Arianna in Creta
was first produced at the King’s Theatre on 5 January 1734, about halfway through the first season in which Handel faced the rival productions of the Opera of the Nobility, then at Lincoln’s Inn Fields. The first of the Nobility Opera’s productions was Porpora’s Arianna a Nasso
, which may have prompted Handel’s choice of a version of Pietro Pariati’s Arianna e Teseo
for his new opera, not only because both operas explored aspects of the myth of Ariadne, but also because it was Porpora who composed the first setting of Pariati’s libretto for Vienna in 1714. Arianna (Ariadne) is the daughter of King Minos of Crete, where the action of Handel’s opera is set. Every seven years the Athenians send seven maidens to Crete to be fed to the Minotaur, a monster which lives in the labyrinth at Minos’ palace, and the Cretans send seven young men to Athens to die in ritual games. This gruesome custom was instituted in memory of Minos’ son, who was murdered in Athens, and can be ended only when a hero slays the Minotaur and defeats the Cretan champion Tauride. The day for the exchange of youths and maidens has come round again, but this time the Athenian prince Teseo (Theseus) is determined to take up the challenge of fighting the Minotaur and Tauride. He is in love with Arianna, but complications arise when Carilda, one of the Athenian maidens, falls in love with Teseo, while she in turn is loved by Alceste, Teseo’s friend.
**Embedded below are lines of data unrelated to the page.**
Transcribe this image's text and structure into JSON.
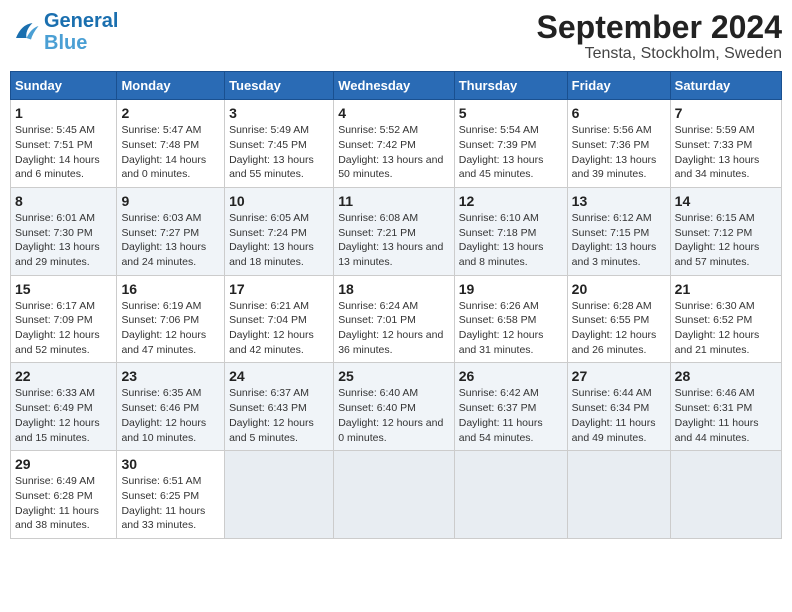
{
  "header": {
    "logo_line1": "General",
    "logo_line2": "Blue",
    "main_title": "September 2024",
    "sub_title": "Tensta, Stockholm, Sweden"
  },
  "columns": [
    "Sunday",
    "Monday",
    "Tuesday",
    "Wednesday",
    "Thursday",
    "Friday",
    "Saturday"
  ],
  "weeks": [
    [
      {
        "day": "1",
        "sunrise": "Sunrise: 5:45 AM",
        "sunset": "Sunset: 7:51 PM",
        "daylight": "Daylight: 14 hours and 6 minutes."
      },
      {
        "day": "2",
        "sunrise": "Sunrise: 5:47 AM",
        "sunset": "Sunset: 7:48 PM",
        "daylight": "Daylight: 14 hours and 0 minutes."
      },
      {
        "day": "3",
        "sunrise": "Sunrise: 5:49 AM",
        "sunset": "Sunset: 7:45 PM",
        "daylight": "Daylight: 13 hours and 55 minutes."
      },
      {
        "day": "4",
        "sunrise": "Sunrise: 5:52 AM",
        "sunset": "Sunset: 7:42 PM",
        "daylight": "Daylight: 13 hours and 50 minutes."
      },
      {
        "day": "5",
        "sunrise": "Sunrise: 5:54 AM",
        "sunset": "Sunset: 7:39 PM",
        "daylight": "Daylight: 13 hours and 45 minutes."
      },
      {
        "day": "6",
        "sunrise": "Sunrise: 5:56 AM",
        "sunset": "Sunset: 7:36 PM",
        "daylight": "Daylight: 13 hours and 39 minutes."
      },
      {
        "day": "7",
        "sunrise": "Sunrise: 5:59 AM",
        "sunset": "Sunset: 7:33 PM",
        "daylight": "Daylight: 13 hours and 34 minutes."
      }
    ],
    [
      {
        "day": "8",
        "sunrise": "Sunrise: 6:01 AM",
        "sunset": "Sunset: 7:30 PM",
        "daylight": "Daylight: 13 hours and 29 minutes."
      },
      {
        "day": "9",
        "sunrise": "Sunrise: 6:03 AM",
        "sunset": "Sunset: 7:27 PM",
        "daylight": "Daylight: 13 hours and 24 minutes."
      },
      {
        "day": "10",
        "sunrise": "Sunrise: 6:05 AM",
        "sunset": "Sunset: 7:24 PM",
        "daylight": "Daylight: 13 hours and 18 minutes."
      },
      {
        "day": "11",
        "sunrise": "Sunrise: 6:08 AM",
        "sunset": "Sunset: 7:21 PM",
        "daylight": "Daylight: 13 hours and 13 minutes."
      },
      {
        "day": "12",
        "sunrise": "Sunrise: 6:10 AM",
        "sunset": "Sunset: 7:18 PM",
        "daylight": "Daylight: 13 hours and 8 minutes."
      },
      {
        "day": "13",
        "sunrise": "Sunrise: 6:12 AM",
        "sunset": "Sunset: 7:15 PM",
        "daylight": "Daylight: 13 hours and 3 minutes."
      },
      {
        "day": "14",
        "sunrise": "Sunrise: 6:15 AM",
        "sunset": "Sunset: 7:12 PM",
        "daylight": "Daylight: 12 hours and 57 minutes."
      }
    ],
    [
      {
        "day": "15",
        "sunrise": "Sunrise: 6:17 AM",
        "sunset": "Sunset: 7:09 PM",
        "daylight": "Daylight: 12 hours and 52 minutes."
      },
      {
        "day": "16",
        "sunrise": "Sunrise: 6:19 AM",
        "sunset": "Sunset: 7:06 PM",
        "daylight": "Daylight: 12 hours and 47 minutes."
      },
      {
        "day": "17",
        "sunrise": "Sunrise: 6:21 AM",
        "sunset": "Sunset: 7:04 PM",
        "daylight": "Daylight: 12 hours and 42 minutes."
      },
      {
        "day": "18",
        "sunrise": "Sunrise: 6:24 AM",
        "sunset": "Sunset: 7:01 PM",
        "daylight": "Daylight: 12 hours and 36 minutes."
      },
      {
        "day": "19",
        "sunrise": "Sunrise: 6:26 AM",
        "sunset": "Sunset: 6:58 PM",
        "daylight": "Daylight: 12 hours and 31 minutes."
      },
      {
        "day": "20",
        "sunrise": "Sunrise: 6:28 AM",
        "sunset": "Sunset: 6:55 PM",
        "daylight": "Daylight: 12 hours and 26 minutes."
      },
      {
        "day": "21",
        "sunrise": "Sunrise: 6:30 AM",
        "sunset": "Sunset: 6:52 PM",
        "daylight": "Daylight: 12 hours and 21 minutes."
      }
    ],
    [
      {
        "day": "22",
        "sunrise": "Sunrise: 6:33 AM",
        "sunset": "Sunset: 6:49 PM",
        "daylight": "Daylight: 12 hours and 15 minutes."
      },
      {
        "day": "23",
        "sunrise": "Sunrise: 6:35 AM",
        "sunset": "Sunset: 6:46 PM",
        "daylight": "Daylight: 12 hours and 10 minutes."
      },
      {
        "day": "24",
        "sunrise": "Sunrise: 6:37 AM",
        "sunset": "Sunset: 6:43 PM",
        "daylight": "Daylight: 12 hours and 5 minutes."
      },
      {
        "day": "25",
        "sunrise": "Sunrise: 6:40 AM",
        "sunset": "Sunset: 6:40 PM",
        "daylight": "Daylight: 12 hours and 0 minutes."
      },
      {
        "day": "26",
        "sunrise": "Sunrise: 6:42 AM",
        "sunset": "Sunset: 6:37 PM",
        "daylight": "Daylight: 11 hours and 54 minutes."
      },
      {
        "day": "27",
        "sunrise": "Sunrise: 6:44 AM",
        "sunset": "Sunset: 6:34 PM",
        "daylight": "Daylight: 11 hours and 49 minutes."
      },
      {
        "day": "28",
        "sunrise": "Sunrise: 6:46 AM",
        "sunset": "Sunset: 6:31 PM",
        "daylight": "Daylight: 11 hours and 44 minutes."
      }
    ],
    [
      {
        "day": "29",
        "sunrise": "Sunrise: 6:49 AM",
        "sunset": "Sunset: 6:28 PM",
        "daylight": "Daylight: 11 hours and 38 minutes."
      },
      {
        "day": "30",
        "sunrise": "Sunrise: 6:51 AM",
        "sunset": "Sunset: 6:25 PM",
        "daylight": "Daylight: 11 hours and 33 minutes."
      },
      null,
      null,
      null,
      null,
      null
    ]
  ]
}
Teseo increases the confusion by offering to fight Tauride to save Carilda, intending to prove that he is worthy of Arianna’s love, though Arianna and Alceste assume he loves Carilda. In Act 2 Carilda becomes the object of unwanted advances from Tauride, who says he will save her from the Minotaur if she will marry him. She explains her plight to Alceste. He offers to help, but cannot say that he loves her because he believes she is loved by Teseo. His melancholy state is expressed in one of the most beautiful arias of the opera, with a flowing line for solo cello. The minor key persists in the middle section, conflicting with the suggestion of hope in the words. The part of Alceste was originally sung by the soprano castrato Carlo Scalzi.